Statewide Suicide Prevention Task Force in Pa. will develop state's suicide prevention plan

HARRISBURG, Pa. - A statewide Suicide Prevention Task Force will be formed to develop the state's suicide prevention plan, a long-term strategy to reduce suicide in Pennsylvania, and let Pennsylvanians in crisis know their lives are valuable and help is available, Governor Tom Wolf said Wednesday.

The announcement was made by various state agencies that will be represented on the task force, Rep. Mike Schlossberg, Rep. Malcolm Kenyatta, and Prevent Suicide PA.

The Suicide Prevention Task Force will merge siloed efforts into one, statewide suicide prevention plan informed by the perspectives and experiences of various state agencies, including in the departments of Aging, Human Services, Drug and Alcohol Programs, Health, Military and Veterans Affairs, Education, Corrections, and Transportation, the Pennsylvania State Police, and the Pennsylvania Commission on Crime and Delinquency.

The task force will hold its first monthly meeting in the next few weeks with members appointed by agency cabinet secretaries.

The task force will work with the General Assembly, partners in suicide prevention, and other stakeholders to develop a new suicide prevention plan that takes recent data from the CDC, recent coverage around high-profile suicides, and recommendations related to mental health set by Pennsylvania's School Safety Task Force.

Long-term policy solutions and strategies will be developed to increase awareness of resources for people in crisis or considering suicide, reduce the stigma associated with suicide and mental illnesses, and reduce the rate of suicide in Pennsylvania.

According to a 2018 report by the Centers for Disease Control and Prevention, suicide is the 10th leading cause of death in the country and is one of only three that are on the rise.
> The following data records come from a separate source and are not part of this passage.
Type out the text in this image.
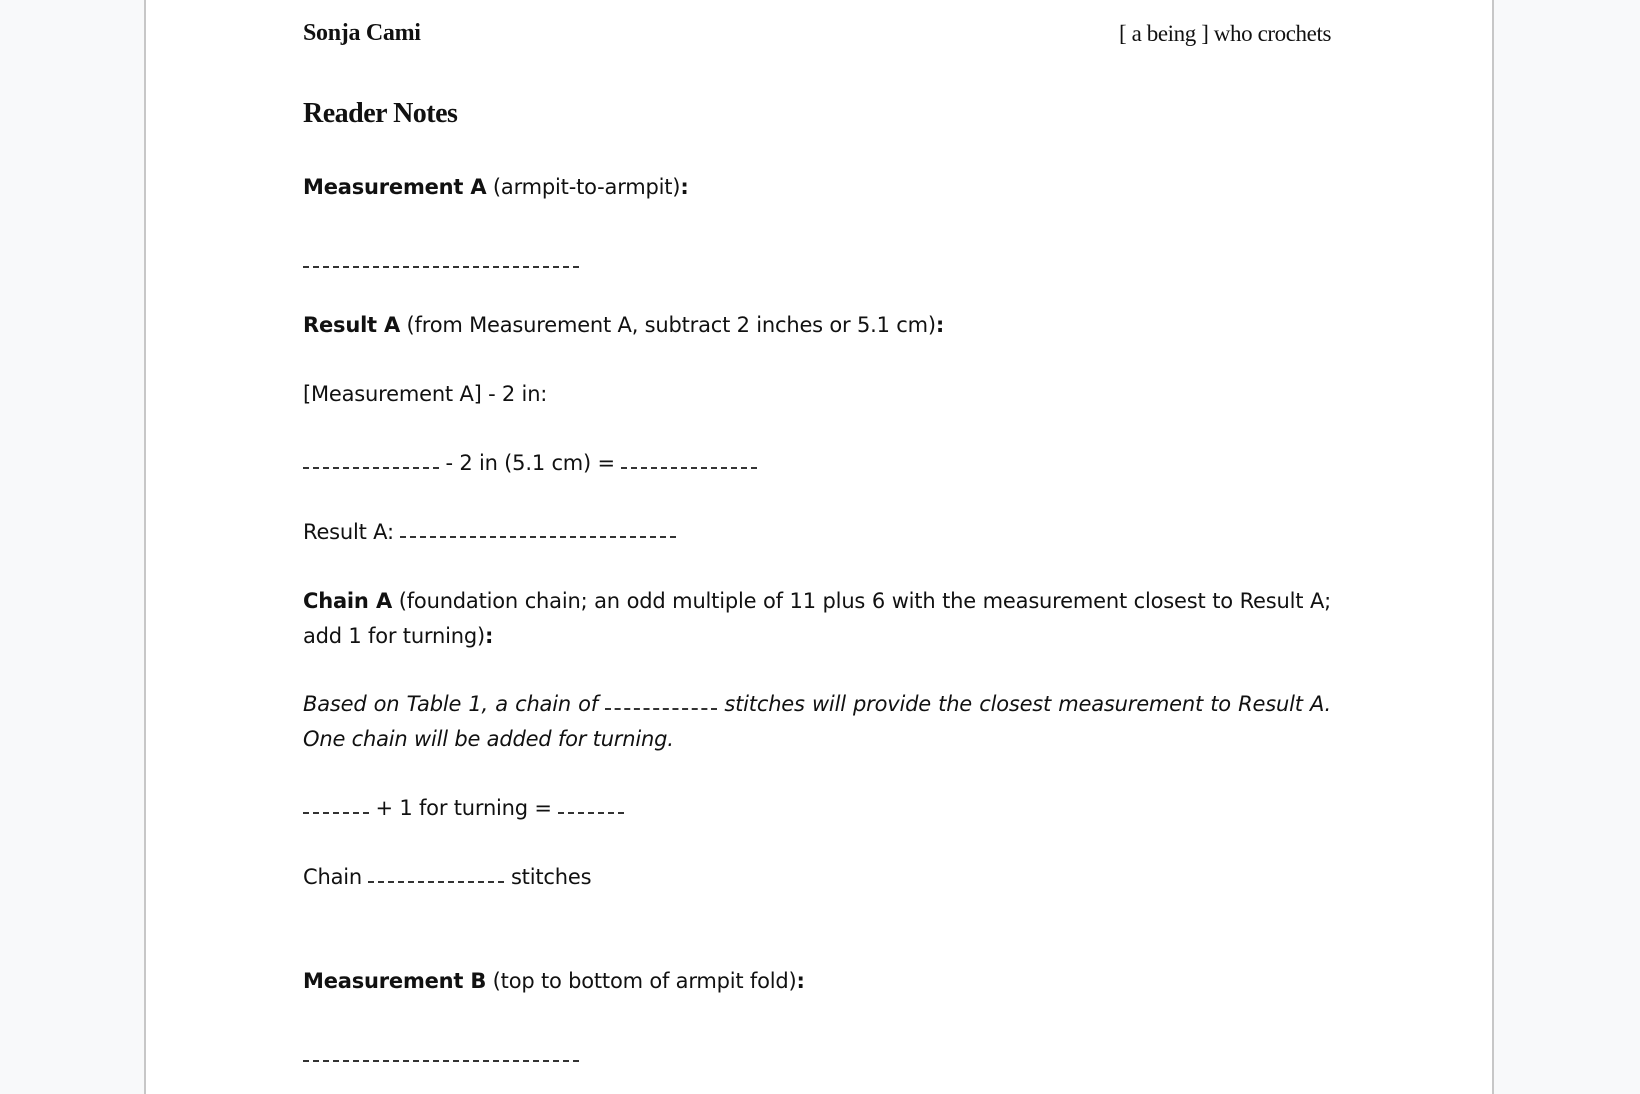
Sonja Cami	[ a being ] who crochets
Reader Notes
Measurement A (armpit-to-armpit):
Result A (from Measurement A, subtract 2 inches or 5.1 cm):
[Measurement A] - 2 in:
- 2 in (5.1 cm) =
Result A:
Chain A (foundation chain; an odd multiple of 11 plus 6 with the measurement closest to Result A; add 1 for turning):
Based on Table 1, a chain of	stitches will provide the closest measurement to Result A. One chain will be added for turning.
+ 1 for turning =
Chain	stitches
Measurement B (top to bottom of armpit fold):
In Pennsylvania, suicide rates have increased by 34 percent since 1999.

The CDC reports that problems with relationships, substance use, physical health conditions, a job or financial situation, and the legal system or another crisis most often contribute to suicide, and more than 50 percent of people who die by suicide do not have a known mental health condition.

The Department of Human Services' Office of Mental Health and Substance Abuse Services receives funding through the federal Substance Abuse and Mental Health Services Administration to support suicide prevention efforts around the commonwealth.

Suicide prevention plans developed in support of these efforts have historically been targeted specifically toward young adults, school-aged children and older adults.

If you or someone you love is in crisis or you are considering harming yourself, free help is available 24/7 through the National Suicide Prevention Lifeline at 1-800-273-8255.